I let my students choose to create whatever they wanted to print. We used a free online program called Tinkercad. (I highly recommend it.) I wound up having several students facing the dreaded open-ended project block. I think it was a combination of such wide choice and using a completely new media that was a little tough for some kids. The vast majority of my students had a more concrete plan and wound up creating pretty cool designs. This has been a wonderful way to integrate technology into my classroom. It teaches students new skills that are so incredibly applicable to so many jobs that will be available in the future.
Printing is what takes the most time. I've been printing pretty much non-stop since winter break. I've completely finished printing my 5th grade work and I'm a little more than 3/5 of the way through 4th grade. The printing should be finished next week! I'm able to print 4-5 designs at a time.

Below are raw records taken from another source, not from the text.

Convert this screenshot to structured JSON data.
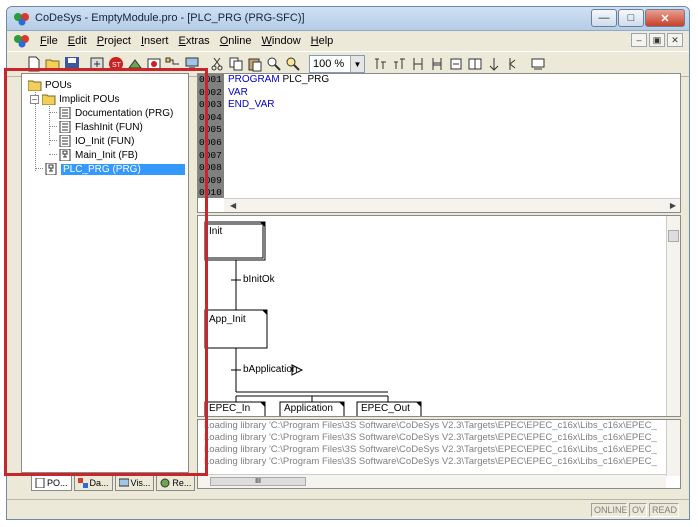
{
  "window": {
    "title": "CoDeSys - EmptyModule.pro - [PLC_PRG (PRG-SFC)]"
  },
  "menu": {
    "items": [
      {
        "u": "F",
        "rest": "ile"
      },
      {
        "u": "E",
        "rest": "dit"
      },
      {
        "u": "P",
        "rest": "roject"
      },
      {
        "u": "I",
        "rest": "nsert"
      },
      {
        "u": "E",
        "rest": "xtras"
      },
      {
        "u": "O",
        "rest": "nline"
      },
      {
        "u": "W",
        "rest": "indow"
      },
      {
        "u": "H",
        "rest": "elp"
      }
    ]
  },
  "toolbar": {
    "zoom": "100 %"
  },
  "tree": {
    "root": "POUs",
    "folder": "Implicit POUs",
    "items": [
      "Documentation (PRG)",
      "FlashInit (FUN)",
      "IO_Init (FUN)",
      "Main_Init (FB)"
    ],
    "selected": "PLC_PRG (PRG)"
  },
  "tabs": [
    "PO...",
    "Da...",
    "Vis...",
    "Re..."
  ],
  "code": {
    "line_numbers": [
      "0001",
      "0002",
      "0003",
      "0004",
      "0005",
      "0006",
      "0007",
      "0008",
      "0009",
      "0010"
    ],
    "lines": [
      {
        "kw": "PROGRAM",
        "rest": " PLC_PRG"
      },
      {
        "kw": "VAR",
        "rest": ""
      },
      {
        "kw": "END_VAR",
        "rest": ""
      }
    ]
  },
  "sfc": {
    "steps": [
      "Init",
      "App_Init",
      "EPEC_In",
      "Application",
      "EPEC_Out"
    ],
    "transitions": [
      "bInitOk",
      "bApplication"
    ]
  },
  "messages": [
    "Loading library 'C:\\Program Files\\3S Software\\CoDeSys V2.3\\Targets\\EPEC\\EPEC_c16x\\Libs_c16x\\EPEC_",
    "Loading library 'C:\\Program Files\\3S Software\\CoDeSys V2.3\\Targets\\EPEC\\EPEC_c16x\\Libs_c16x\\EPEC_",
    "Loading library 'C:\\Program Files\\3S Software\\CoDeSys V2.3\\Targets\\EPEC\\EPEC_c16x\\Libs_c16x\\EPEC_",
    "Loading library 'C:\\Program Files\\3S Software\\CoDeSys V2.3\\Targets\\EPEC\\EPEC_c16x\\Libs_c16x\\EPEC_"
  ],
  "msg_scroll_thumb": "III",
  "status": {
    "online": "ONLINE",
    "ov": "OV",
    "read": "READ"
  },
  "colors": {
    "highlight": "#c8262b",
    "selection": "#3399ff",
    "keyword": "#0000cc"
  }
}
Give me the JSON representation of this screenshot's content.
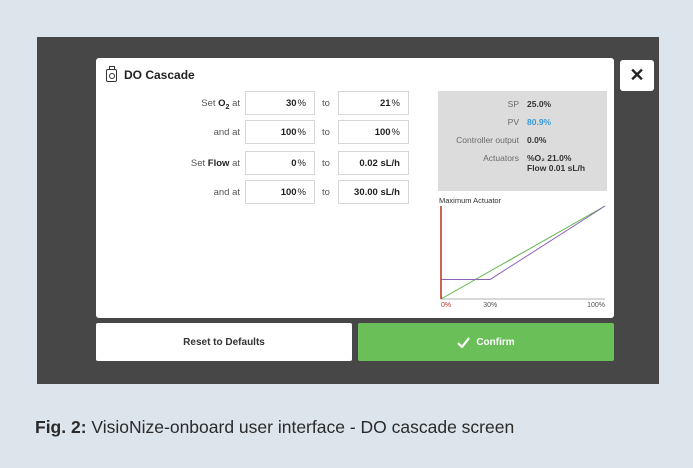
{
  "dialog": {
    "title": "DO Cascade",
    "close_label": "✕"
  },
  "rows": [
    {
      "label_pre": "Set ",
      "label_bold": "O",
      "label_sub": "2",
      "label_post": " at",
      "from_value": "30",
      "from_unit": "%",
      "to_label": "to",
      "to_value": "21",
      "to_unit": "%"
    },
    {
      "label_pre": "and at",
      "label_bold": "",
      "label_sub": "",
      "label_post": "",
      "from_value": "100",
      "from_unit": "%",
      "to_label": "to",
      "to_value": "100",
      "to_unit": "%"
    },
    {
      "label_pre": "Set ",
      "label_bold": "Flow",
      "label_sub": "",
      "label_post": " at",
      "from_value": "0",
      "from_unit": "%",
      "to_label": "to",
      "to_value": "0.02 sL/h",
      "to_unit": ""
    },
    {
      "label_pre": "and at",
      "label_bold": "",
      "label_sub": "",
      "label_post": "",
      "from_value": "100",
      "from_unit": "%",
      "to_label": "to",
      "to_value": "30.00 sL/h",
      "to_unit": ""
    }
  ],
  "status": {
    "sp_label": "SP",
    "sp_value": "25.0%",
    "pv_label": "PV",
    "pv_value": "80.9%",
    "co_label": "Controller output",
    "co_value": "0.0%",
    "act_label": "Actuators",
    "act_value_1": "%O₂ 21.0%",
    "act_value_2": "Flow 0.01 sL/h",
    "pv_color": "#3a9ad9"
  },
  "chart_data": {
    "type": "line",
    "title": "Maximum Actuator",
    "x_ticks": [
      "0%",
      "30%",
      "100%"
    ],
    "xlim": [
      0,
      100
    ],
    "ylim": [
      0,
      100
    ],
    "series": [
      {
        "color": "#5fb548",
        "x": [
          0,
          100
        ],
        "y": [
          0,
          100
        ]
      },
      {
        "color": "#8a63b8",
        "x": [
          0,
          30,
          100
        ],
        "y": [
          21,
          21,
          100
        ]
      },
      {
        "color": "#c0392b",
        "x": [
          0,
          0
        ],
        "y": [
          0,
          100
        ]
      }
    ]
  },
  "buttons": {
    "reset_label": "Reset to Defaults",
    "confirm_label": "Confirm",
    "confirm_color": "#6abf59"
  },
  "caption": {
    "prefix": "Fig. 2:",
    "text": " VisioNize-onboard user interface - DO cascade screen"
  }
}
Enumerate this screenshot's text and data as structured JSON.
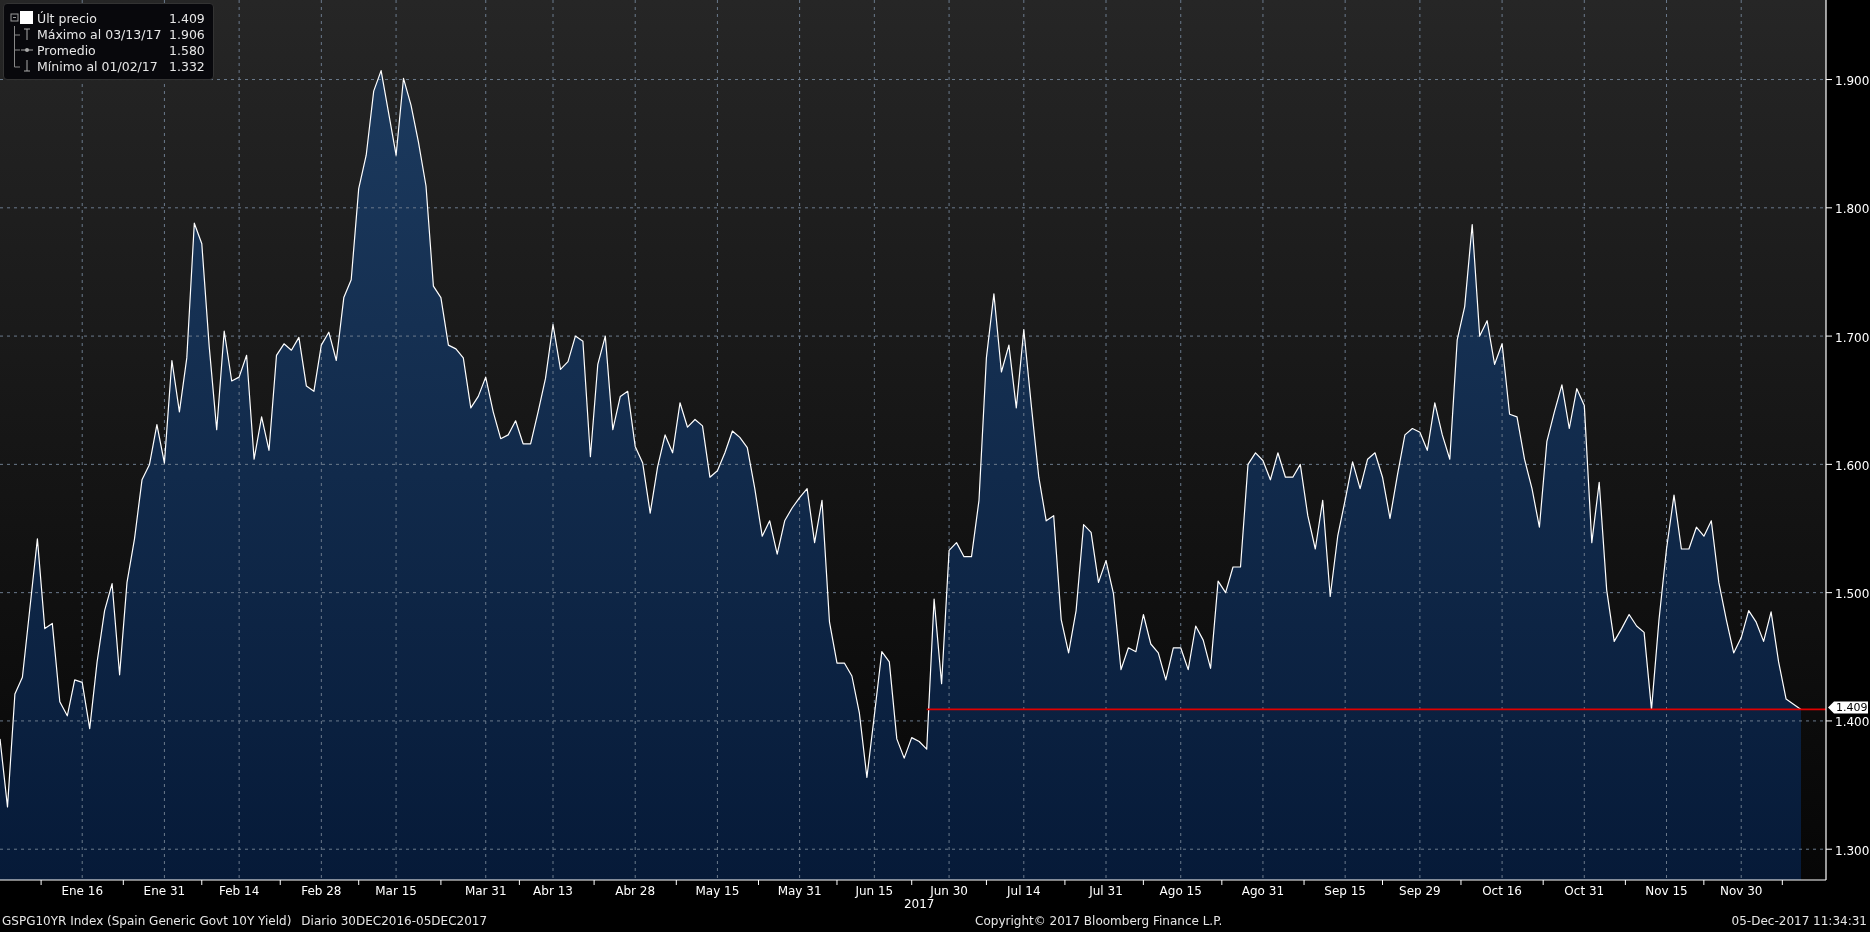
{
  "chart": {
    "legend": {
      "items": [
        {
          "kind": "last",
          "label": "Últ precio",
          "value": "1.409"
        },
        {
          "kind": "max",
          "label": "Máximo al 03/13/17",
          "value": "1.906"
        },
        {
          "kind": "average",
          "label": "Promedio",
          "value": "1.580"
        },
        {
          "kind": "min",
          "label": "Mínimo al 01/02/17",
          "value": "1.332"
        }
      ]
    },
    "chart_data": {
      "type": "area",
      "xlabel": "2017",
      "categories": [
        null,
        null,
        null,
        null,
        null,
        null,
        null,
        null,
        null,
        null,
        null,
        "Ene 16",
        null,
        null,
        null,
        null,
        null,
        null,
        null,
        null,
        null,
        null,
        "Ene 31",
        null,
        null,
        null,
        null,
        null,
        null,
        null,
        null,
        null,
        "Feb 14",
        null,
        null,
        null,
        null,
        null,
        null,
        null,
        null,
        null,
        null,
        "Feb 28",
        null,
        null,
        null,
        null,
        null,
        null,
        null,
        null,
        null,
        "Mar 15",
        null,
        null,
        null,
        null,
        null,
        null,
        null,
        null,
        null,
        null,
        null,
        "Mar 31",
        null,
        null,
        null,
        null,
        null,
        null,
        null,
        null,
        "Abr 13",
        null,
        null,
        null,
        null,
        null,
        null,
        null,
        null,
        null,
        null,
        "Abr 28",
        null,
        null,
        null,
        null,
        null,
        null,
        null,
        null,
        null,
        null,
        "May 15",
        null,
        null,
        null,
        null,
        null,
        null,
        null,
        null,
        null,
        null,
        "May 31",
        null,
        null,
        null,
        null,
        null,
        null,
        null,
        null,
        null,
        "Jun 15",
        null,
        null,
        null,
        null,
        null,
        null,
        null,
        null,
        null,
        "Jun 30",
        null,
        null,
        null,
        null,
        null,
        null,
        null,
        null,
        null,
        "Jul 14",
        null,
        null,
        null,
        null,
        null,
        null,
        null,
        null,
        null,
        null,
        "Jul 31",
        null,
        null,
        null,
        null,
        null,
        null,
        null,
        null,
        null,
        "Ago 15",
        null,
        null,
        null,
        null,
        null,
        null,
        null,
        null,
        null,
        null,
        "Ago 31",
        null,
        null,
        null,
        null,
        null,
        null,
        null,
        null,
        null,
        null,
        "Sep 15",
        null,
        null,
        null,
        null,
        null,
        null,
        null,
        null,
        null,
        "Sep 29",
        null,
        null,
        null,
        null,
        null,
        null,
        null,
        null,
        null,
        null,
        "Oct 16",
        null,
        null,
        null,
        null,
        null,
        null,
        null,
        null,
        null,
        null,
        "Oct 31",
        null,
        null,
        null,
        null,
        null,
        null,
        null,
        null,
        null,
        null,
        "Nov 15",
        null,
        null,
        null,
        null,
        null,
        null,
        null,
        null,
        null,
        "Nov 30",
        null,
        null,
        null,
        null,
        null,
        null,
        null,
        null
      ],
      "values": [
        1.386,
        1.333,
        1.421,
        1.434,
        1.488,
        1.542,
        1.472,
        1.476,
        1.415,
        1.404,
        1.432,
        1.43,
        1.394,
        1.446,
        1.486,
        1.507,
        1.436,
        1.508,
        1.542,
        1.588,
        1.6,
        1.631,
        1.601,
        1.681,
        1.641,
        1.683,
        1.788,
        1.772,
        1.692,
        1.627,
        1.704,
        1.665,
        1.668,
        1.685,
        1.604,
        1.637,
        1.611,
        1.685,
        1.694,
        1.689,
        1.699,
        1.661,
        1.657,
        1.693,
        1.703,
        1.681,
        1.73,
        1.744,
        1.815,
        1.841,
        1.891,
        1.907,
        1.874,
        1.841,
        1.901,
        1.88,
        1.851,
        1.817,
        1.739,
        1.73,
        1.693,
        1.69,
        1.683,
        1.644,
        1.653,
        1.668,
        1.641,
        1.62,
        1.623,
        1.634,
        1.616,
        1.616,
        1.641,
        1.667,
        1.709,
        1.674,
        1.68,
        1.7,
        1.696,
        1.606,
        1.678,
        1.7,
        1.627,
        1.653,
        1.657,
        1.614,
        1.601,
        1.562,
        1.598,
        1.623,
        1.609,
        1.648,
        1.629,
        1.635,
        1.63,
        1.59,
        1.595,
        1.609,
        1.626,
        1.621,
        1.613,
        1.581,
        1.544,
        1.556,
        1.53,
        1.556,
        1.566,
        1.574,
        1.581,
        1.539,
        1.572,
        1.477,
        1.445,
        1.445,
        1.435,
        1.406,
        1.356,
        1.404,
        1.454,
        1.446,
        1.386,
        1.371,
        1.387,
        1.384,
        1.378,
        1.495,
        1.429,
        1.533,
        1.539,
        1.528,
        1.528,
        1.572,
        1.683,
        1.733,
        1.672,
        1.693,
        1.644,
        1.705,
        1.646,
        1.59,
        1.556,
        1.56,
        1.479,
        1.453,
        1.486,
        1.553,
        1.547,
        1.508,
        1.525,
        1.499,
        1.44,
        1.457,
        1.454,
        1.483,
        1.46,
        1.453,
        1.432,
        1.457,
        1.457,
        1.44,
        1.474,
        1.463,
        1.441,
        1.509,
        1.5,
        1.52,
        1.52,
        1.6,
        1.609,
        1.603,
        1.588,
        1.609,
        1.59,
        1.59,
        1.6,
        1.56,
        1.534,
        1.572,
        1.497,
        1.544,
        1.572,
        1.602,
        1.581,
        1.604,
        1.609,
        1.59,
        1.558,
        1.592,
        1.623,
        1.628,
        1.625,
        1.611,
        1.648,
        1.623,
        1.604,
        1.697,
        1.723,
        1.787,
        1.7,
        1.712,
        1.678,
        1.694,
        1.639,
        1.637,
        1.604,
        1.581,
        1.551,
        1.618,
        1.641,
        1.662,
        1.628,
        1.659,
        1.646,
        1.539,
        1.586,
        1.502,
        1.462,
        1.472,
        1.483,
        1.474,
        1.469,
        1.409,
        1.479,
        1.534,
        1.576,
        1.534,
        1.534,
        1.551,
        1.544,
        1.556,
        1.508,
        1.479,
        1.453,
        1.465,
        1.486,
        1.477,
        1.462,
        1.485,
        1.446,
        1.417,
        1.413,
        1.409
      ],
      "ylim": [
        1.276,
        1.962
      ],
      "yticks": [
        {
          "value": 1.3,
          "label": "1.300"
        },
        {
          "value": 1.4,
          "label": "1.400"
        },
        {
          "value": 1.5,
          "label": "1.500"
        },
        {
          "value": 1.6,
          "label": "1.600"
        },
        {
          "value": 1.7,
          "label": "1.700"
        },
        {
          "value": 1.8,
          "label": "1.800"
        },
        {
          "value": 1.9,
          "label": "1.900"
        }
      ],
      "grid": true,
      "ref_lines": [
        {
          "axis": "y",
          "value": 1.409,
          "label": "1.409",
          "color": "#e00000"
        }
      ]
    }
  },
  "footer": {
    "series": "GSPG10YR Index (Spain Generic Govt 10Y Yield)",
    "period": "Diario 30DEC2016-05DEC2017",
    "copyright": "Copyright© 2017 Bloomberg Finance L.P.",
    "timestamp": "05-Dec-2017 11:34:31"
  }
}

I start the printer right when I get to school in the morning and I'm usually able to get two sets per day. The up side is that the printer makes all kinds of futuristic sounds and I can pretend I'm in the Jetsons!

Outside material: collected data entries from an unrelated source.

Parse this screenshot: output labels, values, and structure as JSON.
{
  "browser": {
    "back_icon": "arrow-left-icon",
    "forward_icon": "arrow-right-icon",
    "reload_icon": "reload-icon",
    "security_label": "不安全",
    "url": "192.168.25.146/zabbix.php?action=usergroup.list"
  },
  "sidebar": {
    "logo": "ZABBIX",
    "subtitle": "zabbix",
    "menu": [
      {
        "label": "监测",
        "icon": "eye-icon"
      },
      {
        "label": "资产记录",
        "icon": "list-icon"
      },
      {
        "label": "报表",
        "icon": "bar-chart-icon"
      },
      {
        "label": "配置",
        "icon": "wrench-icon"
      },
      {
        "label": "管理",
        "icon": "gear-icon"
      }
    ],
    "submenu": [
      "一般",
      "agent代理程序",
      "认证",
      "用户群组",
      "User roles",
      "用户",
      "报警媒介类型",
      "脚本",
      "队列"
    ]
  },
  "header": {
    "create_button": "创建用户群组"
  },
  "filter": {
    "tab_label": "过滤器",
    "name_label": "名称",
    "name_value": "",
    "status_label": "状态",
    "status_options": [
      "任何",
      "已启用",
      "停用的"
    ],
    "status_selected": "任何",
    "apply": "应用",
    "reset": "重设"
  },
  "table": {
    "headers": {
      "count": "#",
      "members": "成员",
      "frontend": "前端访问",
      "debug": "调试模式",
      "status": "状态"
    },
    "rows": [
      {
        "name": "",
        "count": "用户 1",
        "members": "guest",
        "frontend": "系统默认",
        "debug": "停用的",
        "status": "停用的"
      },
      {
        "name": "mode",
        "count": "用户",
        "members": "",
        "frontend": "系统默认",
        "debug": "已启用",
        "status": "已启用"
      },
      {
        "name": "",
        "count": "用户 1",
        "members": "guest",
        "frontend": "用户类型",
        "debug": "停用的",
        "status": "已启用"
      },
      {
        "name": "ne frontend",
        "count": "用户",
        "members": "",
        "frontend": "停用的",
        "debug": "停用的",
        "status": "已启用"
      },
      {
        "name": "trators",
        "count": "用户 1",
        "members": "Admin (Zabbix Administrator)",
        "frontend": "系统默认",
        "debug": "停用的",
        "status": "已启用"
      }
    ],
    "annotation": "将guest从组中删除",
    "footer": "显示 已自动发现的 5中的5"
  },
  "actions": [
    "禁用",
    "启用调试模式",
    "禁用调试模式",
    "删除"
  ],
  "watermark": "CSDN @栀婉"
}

|This is most of the work from one class. It took about three days to print all of these.|
Obviously I'll be using the printer more in the future. I'm working with our gifted intervention specialist to have students create more intricate designs to print and send to our sister school in China. Next year, I'm thinking about more specific lesson ideas to use. I really like the idea of using industrial design and the design process as the basis of a lesson. Students could create designs that would be solutions to a problem they encounter in life. Who knows? The options are endless.